Why would Apple only support their own ssd's? Well, they are the manufacturer, they build everything both hardware and software. They also have a big control over the firmware in both hdd's and ssd's that they source (just like any other OEM has). That would allow them to create an ssd with some firmware and a driver that does trim. They can't do that with the 3rd party ssd's. It's the exact same thing when trim was brand new and it got introduced in Windows 7. You could get trim if you either used the Intel or Windows 7 storage driver and an ssd with trim support. This was the very reason why many didn't install the Nvidia storage driver, it didn't have trim support. It seems Apple has a specific firmware and driver for their own ssd's to make trim work as it should. If you use something else it will load a different driver that doesn't support trim. If that will be the case when Lion or 10.6.7 (or 10.6.8) ships remains to be seen.
 
Well said from one of those people who "threw their money out the window" on a 15" mbp with ssd. Thank-You :)

I "threw my money out the window" too with the upgraded Apple 512GB SSD drive on my yet-to-be-delivered 15". And if this intriguing news now turns out to be true, we can chalk this one up for the good guys ;)
 
i would be interested to see full ssd benchmarks (esp the 4k read/writes) for the stock apple/toshiba 128 & 256 & 512 drives.
 
Here's a high resolution 1.6 Gig screenshot of my 1900x1200 screen showing the profiler, the about mac box and this thread. I'm glad to've chosen the Solid State drive option in this case but on a 17" Macbook Pro, it'd almost make no sense not to since it's only $100 extra for the 128 drive. My build is 10J3210. Looks like I may've made the right choice if this is true.
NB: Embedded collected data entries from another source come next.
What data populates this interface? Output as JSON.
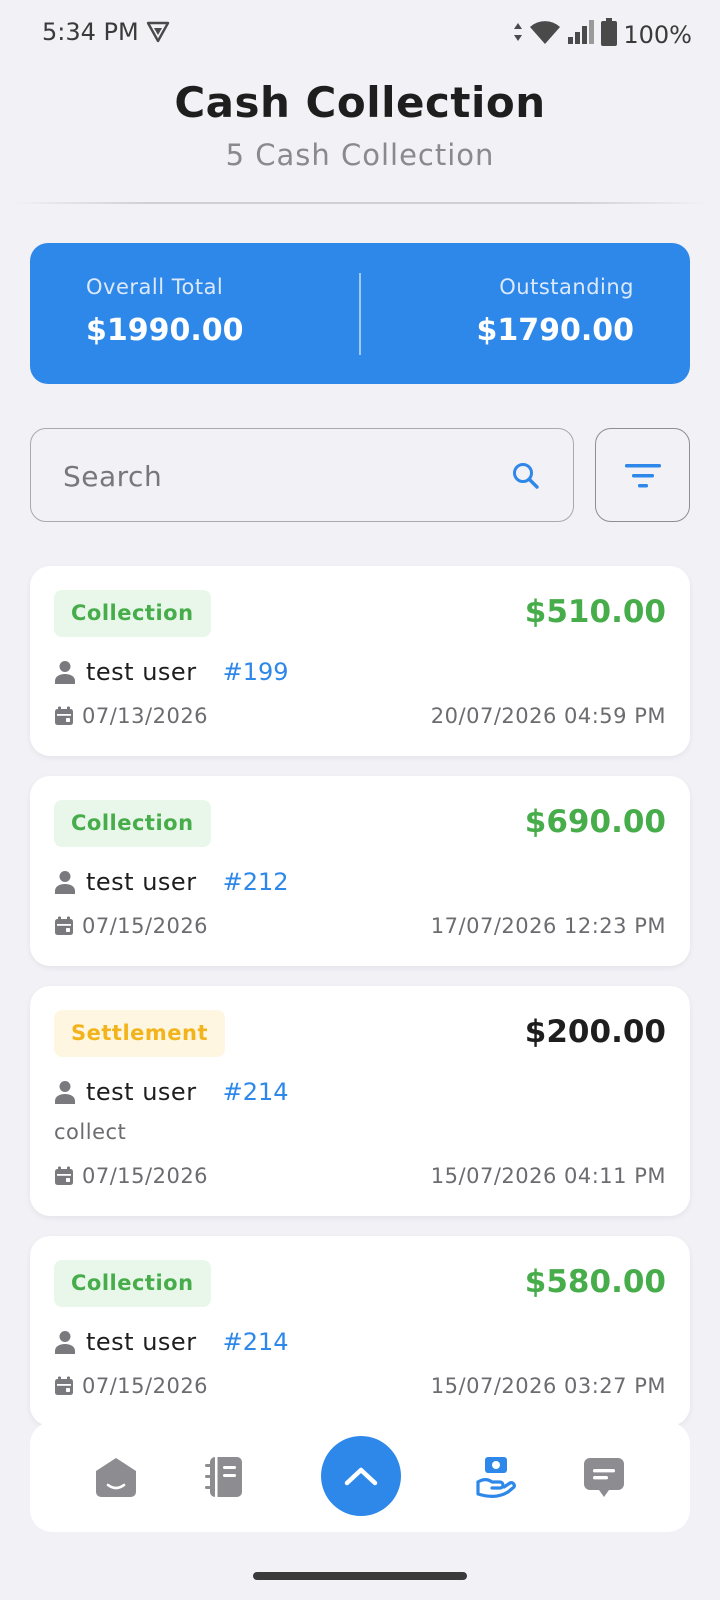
{
  "status_bar": {
    "time": "5:34 PM",
    "battery": "100%"
  },
  "header": {
    "title": "Cash Collection",
    "subtitle": "5 Cash Collection"
  },
  "summary": {
    "overall_label": "Overall Total",
    "overall_value": "$1990.00",
    "outstanding_label": "Outstanding",
    "outstanding_value": "$1790.00"
  },
  "search": {
    "placeholder": "Search",
    "value": ""
  },
  "cards": [
    {
      "type": "Collection",
      "amount": "$510.00",
      "user": "test user",
      "order": "#199",
      "date": "07/13/2026",
      "datetime": "20/07/2026 04:59 PM"
    },
    {
      "type": "Collection",
      "amount": "$690.00",
      "user": "test user",
      "order": "#212",
      "date": "07/15/2026",
      "datetime": "17/07/2026 12:23 PM"
    },
    {
      "type": "Settlement",
      "amount": "$200.00",
      "user": "test user",
      "order": "#214",
      "note": "collect",
      "date": "07/15/2026",
      "datetime": "15/07/2026 04:11 PM"
    },
    {
      "type": "Collection",
      "amount": "$580.00",
      "user": "test user",
      "order": "#214",
      "date": "07/15/2026",
      "datetime": "15/07/2026 03:27 PM"
    }
  ],
  "bottom_nav": {
    "items": [
      {
        "icon": "home-icon"
      },
      {
        "icon": "notebook-icon"
      },
      {
        "icon": "chevron-up-icon"
      },
      {
        "icon": "cash-hand-icon",
        "active": true
      },
      {
        "icon": "chat-icon"
      }
    ]
  },
  "colors": {
    "primary": "#2e88ea",
    "collection_green": "#46ad4a",
    "settlement_amber": "#f2b41c",
    "background": "#f1f1f6"
  }
}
Kinda sucks that you can't use a third party drive though; I was planning on upgrading to a larger SATA III drive eventually, once the price drops and it's just such an unintuitive and unfriendly practice anyway. I wonder why or even how they did it; wouldn't TRIM have to be a standard to work with multiple drives on Windows? Also, I wonder if it's the drive itself or a BTO configuration...
 
Using the word "we" generically, it's important that we remember it's still very early in the development stages of TRIM & it's implementation.

A second qualifier, since we have so many haters who have nothing better to do but mindlessly attack. "I'm not declaring one better than the other but the fact is, Windows 7's version of TRIM is much further along on the development curve.

Give _both_ platforms a few more months and TRIM will be mature, and that's the version we will all be better off with.
 
Kinda sucks that you can't use a third party drive though; I was planning on upgrading to a larger SATA III drive eventually, once the price drops and it's just such an unintuitive and unfriendly practice anyway.
That is very false information. You can use 3rd party ssd's in a Mac. Actually most people use 3rd party ssd's in their Mac since the original Apple ssd's have far inferior performance and some difficulty with the performance degradation. Those 3rd party ssd's are better in every aspect and much cheaper.

The problem with every ssd is the performance degradation so we need something that helps with that. Both garbage collection (gc or nand launderer) and trim do this perfectly. There is nearly no difference between the two so it really doesn't matter if OS X supports trim or not as long as the drive has garbage collection (and that's what 99% of them do).

Unfortunately there still are idiots out there that think that trim is absolutely necessary and the only way in fighting the performance degradation. This is absolutely completely wrong. Trim is not a silver bullet!!!